Dr. Vanderschuur presented an interesting case of a chronic progressive nonproductive cough found to have RUL cavitary parenchymal lung lesion concerning for lung abscess. On bronchoscopy, he was found to have a piece of food lodged in a large airway proximal to the abscess. Some takeaways from Dr. Vanderschuur:
- Lung abscesses are typically a result of polymicrobial anaerobic infection
- Immunocompromised individuals also at risk for pseudomonas, other gram negative bacilli, norcardia, TB or fungal
- Chronic systemic disease symptoms are usually present (weight loss, night sweats and anemia)
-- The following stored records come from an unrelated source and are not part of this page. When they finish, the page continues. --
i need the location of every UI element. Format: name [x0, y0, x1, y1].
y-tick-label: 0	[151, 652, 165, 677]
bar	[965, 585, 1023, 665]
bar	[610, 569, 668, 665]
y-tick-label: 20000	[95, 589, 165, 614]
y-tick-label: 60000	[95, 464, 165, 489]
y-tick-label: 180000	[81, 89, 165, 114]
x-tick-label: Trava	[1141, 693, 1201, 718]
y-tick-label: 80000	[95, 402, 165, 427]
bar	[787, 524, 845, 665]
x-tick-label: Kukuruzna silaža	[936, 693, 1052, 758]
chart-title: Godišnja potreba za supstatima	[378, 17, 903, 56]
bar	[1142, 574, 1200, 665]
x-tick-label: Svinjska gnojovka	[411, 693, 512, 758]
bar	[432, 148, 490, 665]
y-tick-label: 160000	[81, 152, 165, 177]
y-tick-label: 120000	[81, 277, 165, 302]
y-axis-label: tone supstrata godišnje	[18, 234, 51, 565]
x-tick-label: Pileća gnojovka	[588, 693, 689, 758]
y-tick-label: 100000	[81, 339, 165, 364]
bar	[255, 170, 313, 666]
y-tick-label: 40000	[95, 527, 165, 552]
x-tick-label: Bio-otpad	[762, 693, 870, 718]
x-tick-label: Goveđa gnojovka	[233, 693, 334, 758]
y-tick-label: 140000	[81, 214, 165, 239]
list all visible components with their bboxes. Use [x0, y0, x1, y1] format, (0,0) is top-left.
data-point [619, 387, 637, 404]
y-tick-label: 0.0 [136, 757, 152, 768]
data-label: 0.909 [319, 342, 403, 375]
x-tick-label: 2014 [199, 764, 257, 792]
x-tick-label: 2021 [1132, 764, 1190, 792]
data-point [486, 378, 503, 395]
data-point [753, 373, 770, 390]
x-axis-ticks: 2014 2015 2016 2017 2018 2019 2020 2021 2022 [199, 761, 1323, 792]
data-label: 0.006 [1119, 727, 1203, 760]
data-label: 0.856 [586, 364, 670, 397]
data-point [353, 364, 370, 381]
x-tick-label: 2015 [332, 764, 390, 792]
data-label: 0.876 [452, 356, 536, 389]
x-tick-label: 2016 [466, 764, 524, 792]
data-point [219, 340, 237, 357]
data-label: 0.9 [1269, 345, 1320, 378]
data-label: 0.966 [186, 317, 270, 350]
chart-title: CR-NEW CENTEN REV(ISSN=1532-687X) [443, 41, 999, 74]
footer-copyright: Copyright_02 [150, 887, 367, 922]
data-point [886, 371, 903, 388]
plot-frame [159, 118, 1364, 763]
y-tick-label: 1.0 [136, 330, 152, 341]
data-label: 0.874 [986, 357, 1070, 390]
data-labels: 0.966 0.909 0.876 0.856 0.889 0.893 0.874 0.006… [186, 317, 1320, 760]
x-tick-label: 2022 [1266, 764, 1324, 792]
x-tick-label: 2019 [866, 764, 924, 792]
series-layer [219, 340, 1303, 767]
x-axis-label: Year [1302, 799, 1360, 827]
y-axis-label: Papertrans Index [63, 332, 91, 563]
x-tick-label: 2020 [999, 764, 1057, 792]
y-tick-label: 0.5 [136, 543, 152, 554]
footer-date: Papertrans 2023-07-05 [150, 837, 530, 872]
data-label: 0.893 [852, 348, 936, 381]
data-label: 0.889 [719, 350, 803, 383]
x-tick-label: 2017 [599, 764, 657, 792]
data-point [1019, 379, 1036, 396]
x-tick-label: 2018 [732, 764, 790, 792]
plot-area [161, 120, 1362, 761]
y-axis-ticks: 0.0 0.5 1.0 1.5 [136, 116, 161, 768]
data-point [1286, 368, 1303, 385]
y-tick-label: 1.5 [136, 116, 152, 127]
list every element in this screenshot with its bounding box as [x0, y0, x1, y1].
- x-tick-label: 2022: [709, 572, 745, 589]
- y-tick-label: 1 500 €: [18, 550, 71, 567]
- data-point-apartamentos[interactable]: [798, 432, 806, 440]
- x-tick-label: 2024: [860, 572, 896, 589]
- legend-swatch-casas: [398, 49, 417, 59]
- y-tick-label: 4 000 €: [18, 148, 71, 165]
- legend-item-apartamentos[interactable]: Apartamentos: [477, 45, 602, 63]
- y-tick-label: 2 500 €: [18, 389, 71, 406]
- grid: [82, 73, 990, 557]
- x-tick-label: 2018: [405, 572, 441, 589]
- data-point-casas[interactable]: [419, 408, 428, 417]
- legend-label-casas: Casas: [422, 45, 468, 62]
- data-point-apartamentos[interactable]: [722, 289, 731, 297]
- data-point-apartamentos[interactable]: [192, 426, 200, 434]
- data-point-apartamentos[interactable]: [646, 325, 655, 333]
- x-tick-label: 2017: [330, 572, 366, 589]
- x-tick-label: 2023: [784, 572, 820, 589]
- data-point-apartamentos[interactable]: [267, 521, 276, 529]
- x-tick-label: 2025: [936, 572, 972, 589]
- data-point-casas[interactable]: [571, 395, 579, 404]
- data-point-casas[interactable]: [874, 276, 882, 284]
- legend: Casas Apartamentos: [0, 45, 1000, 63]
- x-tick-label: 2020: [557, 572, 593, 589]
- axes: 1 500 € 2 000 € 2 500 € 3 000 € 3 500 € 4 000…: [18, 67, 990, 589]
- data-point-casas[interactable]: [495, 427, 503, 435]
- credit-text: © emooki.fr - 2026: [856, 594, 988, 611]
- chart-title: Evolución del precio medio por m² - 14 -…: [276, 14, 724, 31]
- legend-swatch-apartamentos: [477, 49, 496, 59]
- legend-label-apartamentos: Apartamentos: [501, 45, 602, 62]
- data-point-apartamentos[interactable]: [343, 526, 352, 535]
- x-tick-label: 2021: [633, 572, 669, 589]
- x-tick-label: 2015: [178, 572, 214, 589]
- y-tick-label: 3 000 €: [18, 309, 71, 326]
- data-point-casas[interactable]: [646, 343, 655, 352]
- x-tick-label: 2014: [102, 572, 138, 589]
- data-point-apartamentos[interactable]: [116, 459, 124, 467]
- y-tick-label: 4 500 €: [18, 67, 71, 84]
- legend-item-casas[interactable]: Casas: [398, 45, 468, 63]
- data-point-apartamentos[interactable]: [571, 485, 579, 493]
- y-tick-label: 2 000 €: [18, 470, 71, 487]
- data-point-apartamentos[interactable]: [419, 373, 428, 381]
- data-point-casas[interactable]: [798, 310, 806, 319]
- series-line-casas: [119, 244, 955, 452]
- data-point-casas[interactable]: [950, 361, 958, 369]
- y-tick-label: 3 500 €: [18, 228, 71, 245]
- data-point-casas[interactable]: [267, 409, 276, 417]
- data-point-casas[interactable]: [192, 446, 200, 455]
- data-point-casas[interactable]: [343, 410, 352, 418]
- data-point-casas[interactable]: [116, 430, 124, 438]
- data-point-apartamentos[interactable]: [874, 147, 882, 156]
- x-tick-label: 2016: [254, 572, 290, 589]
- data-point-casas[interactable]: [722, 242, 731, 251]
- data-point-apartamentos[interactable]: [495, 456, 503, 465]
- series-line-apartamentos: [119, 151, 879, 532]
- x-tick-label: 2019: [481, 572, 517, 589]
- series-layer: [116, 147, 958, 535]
- Imaging usually diagnostic (except in atypical presentations or immunocompromised) and are usually in dependent sections of the lung. Can be helpful for ruling out empyema as well.
- If atypical presentation or immunosuppressed, will likely need bronchoscopy to rule out more esoteric etiologies
- There are no standard guidelines for how long to treat lung abscesses, but most recommend serial imaging for resolution and typically will need 4-12 weeks of antibiotics.
- Patients with clear signs/sxs of lung abscesses can be diagnosed and treated with imaging alone, however, if the presentation is atypical or patient immunosuppressed, will likely need bronchoscopy and rule out of other diagnoses.
- Procalcitonin can be a useful tool in acute respiratory illnesses to decide on whether to start antibiotics and can help in duration of antibiotic exposure.